Traditionally, across most Indigenous communities in Canada, cultural teachings have been passed down and codified through Oral Tradition and artistic practices. The reproduction of these teachings and the skills and techniques used are representative of our culture and values and are important to us maintaining control over our stories.

What are “authentic Indigenous” goods?

Indigenous goods are considered “genuine” or “authentic” when they are designed by Indigenous Peoples, and where they are the recipients of royalties for those designs. Some Indigenous goods are also manufactured and distributed by Indigenous Peoples, adding additional layers of economic benefit.

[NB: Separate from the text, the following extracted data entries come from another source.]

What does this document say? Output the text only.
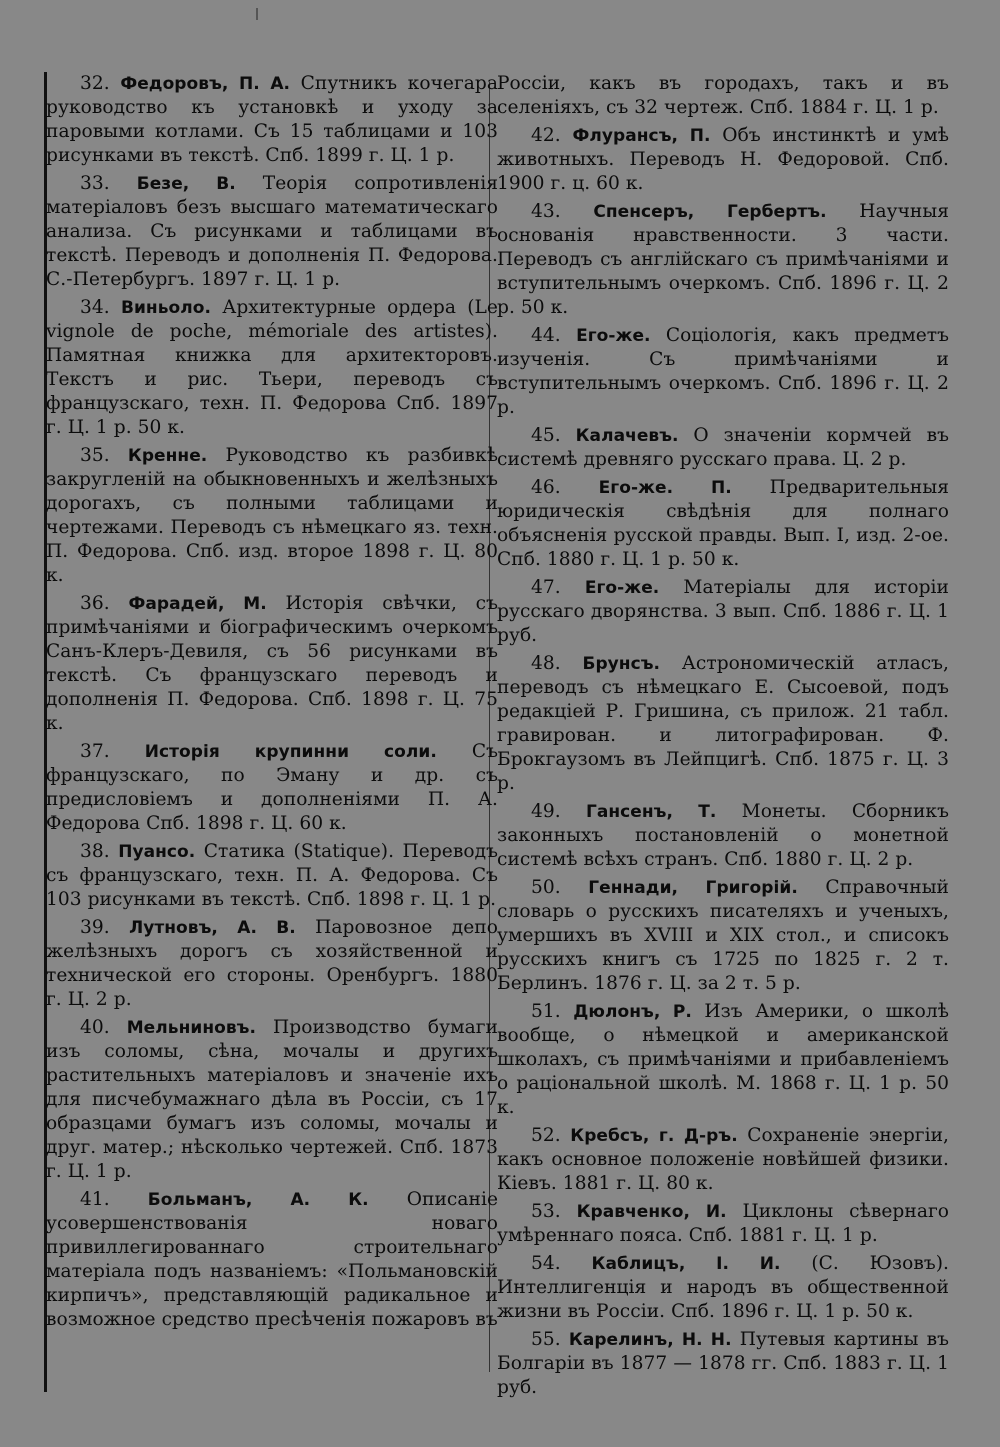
32. Федоровъ, П. А. Спутникъ кочегара руководство къ установкѣ и уходу за паровыми котлами. Съ 15 таблицами и 103 рисунками въ текстѣ. Спб. 1899 г. Ц. 1 р.

33. Безе, В. Теорія сопротивленія матеріаловъ безъ высшаго математическаго анализа. Съ рисунками и таблицами въ текстѣ. Переводъ и дополненія П. Федорова. С.-Петербургъ. 1897 г. Ц. 1 р.

34. Виньоло. Архитектурные ордера (Le vignole de poche, mémoriale des artistes). Памятная книжка для архитекторовъ. Текстъ и рис. Тьери, переводъ съ французскаго, техн. П. Федорова Спб. 1897 г. Ц. 1 р. 50 к.

35. Кренне. Руководство къ разбивкѣ закругленій на обыкновенныхъ и желѣзныхъ дорогахъ, съ полными таблицами и чертежами. Переводъ съ нѣмецкаго яз. техн. П. Федорова. Спб. изд. второе 1898 г. Ц. 80 к.

36. Фарадей, М. Исторія свѣчки, съ примѣчаніями и біографическимъ очеркомъ Санъ-Клеръ-Девиля, съ 56 рисунками въ текстѣ. Съ французскаго переводъ и дополненія П. Федорова. Спб. 1898 г. Ц. 75 к.

37. Исторія крупинни соли. Съ французскаго, по Эману и др. съ предисловіемъ и дополненіями П. А. Федорова Спб. 1898 г. Ц. 60 к.

38. Пуансо. Статика (Statique). Переводъ съ французскаго, техн. П. А. Федорова. Съ 103 рисунками въ текстѣ. Спб. 1898 г. Ц. 1 р.

39. Лутновъ, А. В. Паровозное депо желѣзныхъ дорогъ съ хозяйственной и технической его стороны. Оренбургъ. 1880 г. Ц. 2 р.

40. Мельниновъ. Производство бумаги изъ соломы, сѣна, мочалы и другихъ растительныхъ матеріаловъ и значеніе ихъ для писчебумажнаго дѣла въ Россіи, съ 17 образцами бумагъ изъ соломы, мочалы и друг. матер.; нѣсколько чертежей. Спб. 1873 г. Ц. 1 р.

41. Больманъ, А. К. Описаніе усовершенствованія новаго привиллегированнаго строительнаго матеріала подъ названіемъ: «Польмановскій кирпичъ», представляющій радикальное и возможное средство пресѣченія пожаровъ въ

Россіи, какъ въ городахъ, такъ и въ селеніяхъ, съ 32 чертеж. Спб. 1884 г. Ц. 1 р.

42. Флурансъ, П. Объ инстинктѣ и умѣ животныхъ. Переводъ Н. Федоровой. Спб. 1900 г. ц. 60 к.

43. Спенсеръ, Гербертъ. Научныя основанія нравственности. 3 части. Переводъ съ англійскаго съ примѣчаніями и вступительнымъ очеркомъ. Спб. 1896 г. Ц. 2 р. 50 к.

44. Его-же. Соціологія, какъ предметъ изученія. Съ примѣчаніями и вступительнымъ очеркомъ. Спб. 1896 г. Ц. 2 р.

45. Калачевъ. О значеніи кормчей въ системѣ древняго русскаго права. Ц. 2 р.

46. Его-же. П. Предварительныя юридическія свѣдѣнія для полнаго объясненія русской правды. Вып. I, изд. 2-ое. Спб. 1880 г. Ц. 1 р. 50 к.

47. Его-же. Матеріалы для исторіи русскаго дворянства. 3 вып. Спб. 1886 г. Ц. 1 руб.

48. Брунсъ. Астрономическій атласъ, переводъ съ нѣмецкаго Е. Сысоевой, подъ редакціей Р. Гришина, съ прилож. 21 табл. гравирован. и литографирован. Ф. Брокгаузомъ въ Лейпцигѣ. Спб. 1875 г. Ц. 3 р.

49. Гансенъ, Т. Монеты. Сборникъ законныхъ постановленій о монетной системѣ всѣхъ странъ. Спб. 1880 г. Ц. 2 р.

50. Геннади, Григорій. Справочный словарь о русскихъ писателяхъ и ученыхъ, умершихъ въ XVIII и XIX стол., и списокъ русскихъ книгъ съ 1725 по 1825 г. 2 т. Берлинъ. 1876 г. Ц. за 2 т. 5 р.

51. Дюлонъ, Р. Изъ Америки, о школѣ вообще, о нѣмецкой и американской школахъ, съ примѣчаніями и прибавленіемъ о раціональной школѣ. М. 1868 г. Ц. 1 р. 50 к.

52. Кребсъ, г. Д-ръ. Сохраненіе энергіи, какъ основное положеніе новѣйшей физики. Кіевъ. 1881 г. Ц. 80 к.

53. Кравченко, И. Циклоны сѣвернаго умѣреннаго пояса. Спб. 1881 г. Ц. 1 р.

54. Каблицъ, І. И. (С. Юзовъ). Интеллигенція и народъ въ общественной жизни въ Россіи. Спб. 1896 г. Ц. 1 р. 50 к.

55. Карелинъ, Н. Н. Путевыя картины въ Болгаріи въ 1877 — 1878 гг. Спб. 1883 г. Ц. 1 руб.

Understanding “cultural appropriation”

Appropriation is when a non-Indigenous person, from Canada or abroad, adopts, repurposes, and mimics Indigenous cultural practices, art or craft for profit without consent, permission, or any cultural relationship to the item or practice. Many “Indigenous” items for sale in non-Indigenous owned tourist shops, art galleries and museums across Canada are knockoffs that have been appropriated. 

However, cultural appropriation is not just about knick-knacks. It also includes the ways in which our stories, history and traditions have been repurposed, told and sold by others — in popular culture, in costumes, and in the media — without our involvement or consent. The saying “nothing about us without us” calls for the inclusion of Indigenous voices in any conversation around Indigenous lives, culture and practices.

Appreciating Indigenous culture, not appropriating it

Truly appreciating Indigenous works honours the person and the culture behind them, and involves taking the time to learn and interact to gain a deeper understanding. To avoid cultural appropriation when shopping for Indigenous arts and crafts, try to ensure that the piece you are purchasing was designed by an Indigenous person. Rest assured that if an Indigenous artist or maker is selling their goods to you, you can wear or use them proudly. However, understand that some items, for example, feather headdresses, are sacred pieces of cultural significance for many Nations, and will not be for sale.

When you purchase authentic Indigenous goods, you are directly contributing to the important process of Indigenous Peoples reclaiming control over how our cultures and stories are represented. It also ensures that our artists and communities receive the economic benefit they deserve.